All birds are doing brilliantly, mum n dad look like they fancy another go and are busy sorting another nest out!! 

Bubble and Squeak are quickly turning into beautiful pigeons. Pure white but with a few dark tail feathers. They will be stunning birds and have very different personalities already!

Thanks again everyone for the kind words and always helpful advice


----------



## Skyeking (Jan 17, 2003)

What lovely family pictures! Sylvester looks like the proud mother as well as being concerned, and the babies are adorable! 

Does she allow you to handle Bubbles and Squeeks? does she grunt and complain about it?

Papa Tweetie is quite the doting father, looks like he is adjusting to life in a coop. 

Thanks for sharing, PLEASE come back and share more photos.


----------



## bt3401 (Sep 16, 2005)

Hi Treesa,

Both parents allow us to handle the babies and we try to spend as much time as we can interacting with them. The babies settle nicely in your hand when picked up and will happily chirp and investigate their new world. Both parents feed the babies while i'm there and seem to be accepting me and my other family more each day!

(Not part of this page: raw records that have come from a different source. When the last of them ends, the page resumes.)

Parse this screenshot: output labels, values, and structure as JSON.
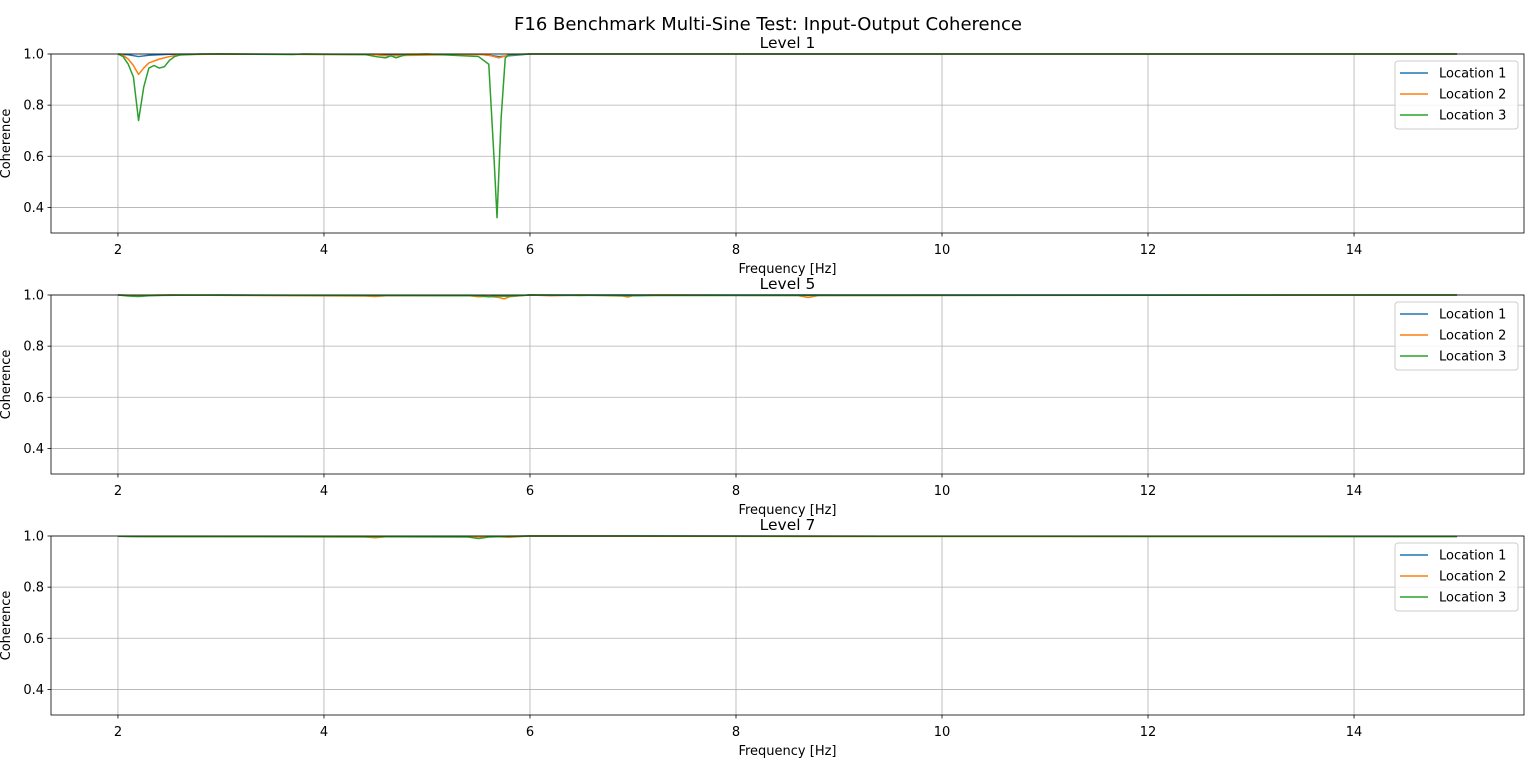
{
  "chart_data": {
    "title": "F16 Benchmark Multi-Sine Test: Input-Output Coherence",
    "type": "line",
    "colors": {
      "Location 1": "#1f77b4",
      "Location 2": "#ff7f0e",
      "Location 3": "#2ca02c"
    },
    "grid": true,
    "legend_placement": "upper right",
    "subplots": [
      {
        "title": "Level 1",
        "xlabel": "Frequency [Hz]",
        "ylabel": "Coherence",
        "xlim": [
          1.35,
          15.65
        ],
        "ylim": [
          0.3,
          1.0
        ],
        "xticks": [
          2,
          4,
          6,
          8,
          10,
          12,
          14
        ],
        "xtick_labels": [
          "2",
          "4",
          "6",
          "8",
          "10",
          "12",
          "14"
        ],
        "yticks": [
          0.4,
          0.6,
          0.8,
          1.0
        ],
        "ytick_labels": [
          "0.4",
          "0.6",
          "0.8",
          "1.0"
        ],
        "series": [
          {
            "name": "Location 1",
            "x": [
              2.0,
              2.1,
              2.2,
              2.3,
              2.5,
              3.0,
              4.5,
              4.6,
              5.5,
              5.6,
              5.7,
              6.0,
              15.0
            ],
            "y": [
              1.0,
              0.997,
              0.99,
              0.995,
              0.999,
              1.0,
              0.998,
              0.997,
              0.999,
              0.995,
              0.99,
              1.0,
              1.0
            ]
          },
          {
            "name": "Location 2",
            "x": [
              2.0,
              2.05,
              2.1,
              2.15,
              2.2,
              2.25,
              2.3,
              2.4,
              2.5,
              2.6,
              3.0,
              4.5,
              4.6,
              5.5,
              5.6,
              5.65,
              5.7,
              5.8,
              6.0,
              15.0
            ],
            "y": [
              1.0,
              0.995,
              0.98,
              0.955,
              0.92,
              0.945,
              0.965,
              0.98,
              0.99,
              0.997,
              1.0,
              0.997,
              0.993,
              0.999,
              0.995,
              0.99,
              0.985,
              0.997,
              1.0,
              1.0
            ]
          },
          {
            "name": "Location 3",
            "x": [
              2.0,
              2.05,
              2.1,
              2.15,
              2.2,
              2.25,
              2.3,
              2.35,
              2.4,
              2.45,
              2.5,
              2.55,
              2.6,
              2.7,
              2.8,
              3.0,
              3.7,
              3.8,
              4.4,
              4.5,
              4.6,
              4.65,
              4.7,
              4.75,
              4.8,
              5.0,
              5.5,
              5.6,
              5.65,
              5.68,
              5.72,
              5.76,
              5.8,
              6.0,
              15.0
            ],
            "y": [
              1.0,
              0.99,
              0.96,
              0.91,
              0.74,
              0.87,
              0.945,
              0.955,
              0.945,
              0.95,
              0.975,
              0.99,
              0.996,
              0.998,
              1.0,
              1.0,
              0.998,
              1.0,
              0.998,
              0.99,
              0.985,
              0.993,
              0.985,
              0.992,
              0.998,
              1.0,
              0.99,
              0.96,
              0.6,
              0.36,
              0.75,
              0.985,
              0.998,
              1.0,
              1.0
            ]
          }
        ]
      },
      {
        "title": "Level 5",
        "xlabel": "Frequency [Hz]",
        "ylabel": "Coherence",
        "xlim": [
          1.35,
          15.65
        ],
        "ylim": [
          0.3,
          1.0
        ],
        "xticks": [
          2,
          4,
          6,
          8,
          10,
          12,
          14
        ],
        "xtick_labels": [
          "2",
          "4",
          "6",
          "8",
          "10",
          "12",
          "14"
        ],
        "yticks": [
          0.4,
          0.6,
          0.8,
          1.0
        ],
        "ytick_labels": [
          "0.4",
          "0.6",
          "0.8",
          "1.0"
        ],
        "series": [
          {
            "name": "Location 1",
            "x": [
              2.0,
              2.2,
              3.0,
              4.5,
              5.6,
              5.8,
              6.0,
              15.0
            ],
            "y": [
              1.0,
              0.998,
              1.0,
              0.998,
              0.997,
              0.996,
              1.0,
              1.0
            ]
          },
          {
            "name": "Location 2",
            "x": [
              2.0,
              2.2,
              2.4,
              4.4,
              4.5,
              4.6,
              5.4,
              5.5,
              5.6,
              5.7,
              5.75,
              5.8,
              5.9,
              6.0,
              6.2,
              6.3,
              6.5,
              6.9,
              6.95,
              7.0,
              7.2,
              8.6,
              8.7,
              8.8,
              15.0
            ],
            "y": [
              1.0,
              0.998,
              1.0,
              0.996,
              0.994,
              0.997,
              0.998,
              0.993,
              0.995,
              0.99,
              0.985,
              0.993,
              0.997,
              1.0,
              0.997,
              0.998,
              1.0,
              0.996,
              0.992,
              0.998,
              1.0,
              0.998,
              0.99,
              0.998,
              1.0
            ]
          },
          {
            "name": "Location 3",
            "x": [
              2.0,
              2.1,
              2.2,
              2.3,
              2.5,
              4.5,
              5.5,
              5.6,
              5.7,
              5.8,
              6.0,
              6.5,
              6.6,
              6.8,
              7.0,
              7.2,
              15.0
            ],
            "y": [
              1.0,
              0.996,
              0.994,
              0.997,
              1.0,
              0.998,
              0.997,
              0.993,
              0.996,
              0.995,
              1.0,
              0.998,
              0.999,
              0.998,
              0.997,
              0.998,
              1.0
            ]
          }
        ]
      },
      {
        "title": "Level 7",
        "xlabel": "Frequency [Hz]",
        "ylabel": "Coherence",
        "xlim": [
          1.35,
          15.65
        ],
        "ylim": [
          0.3,
          1.0
        ],
        "xticks": [
          2,
          4,
          6,
          8,
          10,
          12,
          14
        ],
        "xtick_labels": [
          "2",
          "4",
          "6",
          "8",
          "10",
          "12",
          "14"
        ],
        "yticks": [
          0.4,
          0.6,
          0.8,
          1.0
        ],
        "ytick_labels": [
          "0.4",
          "0.6",
          "0.8",
          "1.0"
        ],
        "series": [
          {
            "name": "Location 1",
            "x": [
              2.0,
              2.2,
              4.5,
              5.5,
              6.0,
              15.0
            ],
            "y": [
              0.999,
              0.998,
              0.997,
              0.998,
              1.0,
              0.998
            ]
          },
          {
            "name": "Location 2",
            "x": [
              2.0,
              2.2,
              4.4,
              4.5,
              4.6,
              5.7,
              5.8,
              6.0,
              8.7,
              15.0
            ],
            "y": [
              0.999,
              0.998,
              0.996,
              0.993,
              0.997,
              0.997,
              0.995,
              1.0,
              0.998,
              0.998
            ]
          },
          {
            "name": "Location 3",
            "x": [
              2.0,
              2.2,
              4.5,
              5.4,
              5.5,
              5.6,
              6.0,
              15.0
            ],
            "y": [
              0.999,
              0.998,
              0.997,
              0.996,
              0.99,
              0.996,
              1.0,
              0.998
            ]
          }
        ]
      }
    ]
  }
}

The kids are 13/14 days old now and starting to venture out of the nest. As the nest is quite high up in the coop i'm starting to get concerned as to whether i should move it closer to the ground as i'm sure one of them will take a fall very shortly!! If they fall would you recommend moving them back into the nest or leaving them on the floor? Am i just creating more scope for injury if i keep moving them back into the nest for another fall?

BT


----------



## Skyeking (Jan 17, 2003)

They will continue to explore their surroundings, if you think they will fall you could build a nest box that is quite large with a front so they won't fall. It will keep them inside and allow enough room so the parents to start another round.

If you can't build a nest box allow them an area close to the ground, there is no problem with other pigeons attacking them, since you have only the one pair, so that would not be a problem in your coop.

Those babies are going to make wonderful pets, as they may be quite tame with daily contact from you. They are such sweeties!


----------



## Pigeonpal2002 (Jul 27, 2002)

Hi there, 

Nice update on your babies...looking very healthy and good


Thanks for sharing them with us!


----------